No mini game; better chance at success, even in early game; primitive picks are cheap to make; still a way to make the perk valuable; open to all players who don't want to spend the points; less frustration. At that point, I'd support a chance for the loot inside to break if I choose to bash in, because the alternative is not largely governed by chance.
 
maybe replace lock picks with keys?
I like the thought of keys. But not as a replacement. As a support mechanic.
A single icon of a keyring, that stacks the indexes of the locations associated with the key found.

The game is heading for the addition of some form of story content, keys and associated locations
can lead to expanded back stories. Similar to how map context is partially used now. They add a
possible additional variable to lockpicking.

Two big well used words are also choices and options. For stealth play, which makes less noise, unlocking
or bashing. Key associated text can point to a location if found, may have a diary or journal, that has bits
of the story that everyone hypothesizes about now, similar to the news clippings, and pictures.

As an Easter egg, a player may have a key on the chain that they forgot about, walk up to a locked door
or safe container and hear, the unexpected sound of a cylinder turning, once used it's could be deleted
from the inventory like in any other stack. It adds a simple form of content in regard to gaining entry.
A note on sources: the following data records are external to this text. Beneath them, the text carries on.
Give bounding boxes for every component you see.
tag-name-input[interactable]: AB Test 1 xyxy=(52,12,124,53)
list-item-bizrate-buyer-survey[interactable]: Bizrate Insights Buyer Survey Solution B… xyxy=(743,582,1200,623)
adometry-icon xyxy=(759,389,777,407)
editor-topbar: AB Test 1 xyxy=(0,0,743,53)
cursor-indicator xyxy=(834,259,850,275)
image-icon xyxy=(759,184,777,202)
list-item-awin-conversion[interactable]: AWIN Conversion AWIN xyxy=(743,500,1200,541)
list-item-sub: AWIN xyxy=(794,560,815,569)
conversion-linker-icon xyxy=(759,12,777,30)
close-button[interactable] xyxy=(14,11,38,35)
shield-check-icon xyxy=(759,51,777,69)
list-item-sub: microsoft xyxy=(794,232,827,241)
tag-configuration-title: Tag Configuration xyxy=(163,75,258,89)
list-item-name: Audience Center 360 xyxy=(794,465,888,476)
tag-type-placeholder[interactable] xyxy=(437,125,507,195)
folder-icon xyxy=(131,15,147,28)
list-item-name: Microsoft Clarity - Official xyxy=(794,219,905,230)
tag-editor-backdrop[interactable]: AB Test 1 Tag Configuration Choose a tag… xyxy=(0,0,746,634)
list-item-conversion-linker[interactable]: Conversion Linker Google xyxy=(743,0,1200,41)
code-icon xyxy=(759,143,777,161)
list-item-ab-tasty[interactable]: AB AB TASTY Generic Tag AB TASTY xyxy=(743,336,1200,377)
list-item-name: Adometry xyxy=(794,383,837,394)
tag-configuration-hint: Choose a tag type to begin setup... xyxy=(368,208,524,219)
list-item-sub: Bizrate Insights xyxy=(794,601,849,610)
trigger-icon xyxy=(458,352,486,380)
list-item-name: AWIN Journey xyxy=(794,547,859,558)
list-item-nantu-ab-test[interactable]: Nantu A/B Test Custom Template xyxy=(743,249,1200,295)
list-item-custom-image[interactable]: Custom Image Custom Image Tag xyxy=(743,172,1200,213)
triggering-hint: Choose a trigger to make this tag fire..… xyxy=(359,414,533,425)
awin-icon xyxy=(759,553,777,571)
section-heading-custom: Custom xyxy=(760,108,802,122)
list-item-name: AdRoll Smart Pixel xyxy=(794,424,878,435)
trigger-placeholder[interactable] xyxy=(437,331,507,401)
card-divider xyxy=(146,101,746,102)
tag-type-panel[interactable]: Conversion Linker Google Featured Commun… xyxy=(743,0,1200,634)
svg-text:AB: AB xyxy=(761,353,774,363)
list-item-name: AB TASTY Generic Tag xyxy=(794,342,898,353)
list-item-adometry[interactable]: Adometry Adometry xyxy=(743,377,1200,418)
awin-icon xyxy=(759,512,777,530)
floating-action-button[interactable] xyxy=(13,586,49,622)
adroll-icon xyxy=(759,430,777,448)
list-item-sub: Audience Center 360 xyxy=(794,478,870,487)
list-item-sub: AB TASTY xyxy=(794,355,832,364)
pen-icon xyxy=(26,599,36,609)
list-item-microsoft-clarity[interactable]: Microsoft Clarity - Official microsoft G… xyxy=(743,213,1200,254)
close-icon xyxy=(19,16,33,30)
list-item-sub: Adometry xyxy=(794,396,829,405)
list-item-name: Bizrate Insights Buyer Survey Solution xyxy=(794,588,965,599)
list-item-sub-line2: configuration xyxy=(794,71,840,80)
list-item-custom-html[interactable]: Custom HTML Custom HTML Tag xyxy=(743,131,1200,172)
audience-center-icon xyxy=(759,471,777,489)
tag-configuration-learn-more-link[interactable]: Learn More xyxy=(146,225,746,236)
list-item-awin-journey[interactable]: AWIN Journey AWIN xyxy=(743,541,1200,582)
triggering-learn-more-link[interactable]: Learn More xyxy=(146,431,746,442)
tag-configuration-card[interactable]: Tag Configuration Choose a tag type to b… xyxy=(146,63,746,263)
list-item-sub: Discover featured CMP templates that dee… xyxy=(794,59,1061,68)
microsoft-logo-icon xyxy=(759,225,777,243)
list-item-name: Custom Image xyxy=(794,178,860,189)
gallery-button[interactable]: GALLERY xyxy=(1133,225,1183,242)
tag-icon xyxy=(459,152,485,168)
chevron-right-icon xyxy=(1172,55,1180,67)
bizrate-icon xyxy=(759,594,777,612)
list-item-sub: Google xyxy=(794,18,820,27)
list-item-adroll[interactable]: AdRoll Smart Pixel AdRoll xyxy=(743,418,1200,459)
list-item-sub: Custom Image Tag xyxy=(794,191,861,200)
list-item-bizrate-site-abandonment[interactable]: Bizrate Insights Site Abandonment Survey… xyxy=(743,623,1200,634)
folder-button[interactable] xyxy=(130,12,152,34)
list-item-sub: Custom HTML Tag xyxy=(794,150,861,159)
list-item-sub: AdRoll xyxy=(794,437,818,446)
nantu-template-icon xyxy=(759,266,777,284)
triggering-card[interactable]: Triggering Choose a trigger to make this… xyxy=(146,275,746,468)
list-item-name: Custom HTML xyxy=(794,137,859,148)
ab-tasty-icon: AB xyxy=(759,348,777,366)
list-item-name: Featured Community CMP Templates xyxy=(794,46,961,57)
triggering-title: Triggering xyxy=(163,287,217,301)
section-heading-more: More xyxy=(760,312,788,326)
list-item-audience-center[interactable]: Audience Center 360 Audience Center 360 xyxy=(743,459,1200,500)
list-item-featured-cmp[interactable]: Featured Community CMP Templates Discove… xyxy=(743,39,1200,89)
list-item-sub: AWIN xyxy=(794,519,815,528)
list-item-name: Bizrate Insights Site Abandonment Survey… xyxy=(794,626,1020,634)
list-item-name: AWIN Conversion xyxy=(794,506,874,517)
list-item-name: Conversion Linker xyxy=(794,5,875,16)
Not all added content has to be overt, example the newly added sounds of the animals in the brush, or
when the chicken crow was added to let you know that potential game was around.

In the larger high tier pois, a master key or even a quadrant key, can gain entry to some locations, that
normally are only accessible through physical destruction, like elevator shafts, they can even turn on and off
machinery in the places.

When bandits are included, a part of their random loot can be a key to one of their hoard stashes, or to gain
entry to one of their compounds.

Whether they are a consideration or not, I use the lock picks, if I don't get into a safe and run out, I just mark
the house and go back later, it'll still be there. Its only limited by how you imagine it.
 
I don't know if anyone has replied, but this seems like a bug. Unless I have missed a recent patch note mentioning Pack Mule, it should say 5%, not 50%.
I don't know. I know people were saying it was a little over powered before.
Maybe like you said, they nerfed it then renerfed it, lol.

In my current playthrough in storms brewing, I've only put one point into pack mule just to get my backpack fully unlocked. I didn't pay attention much to the stats from the get go.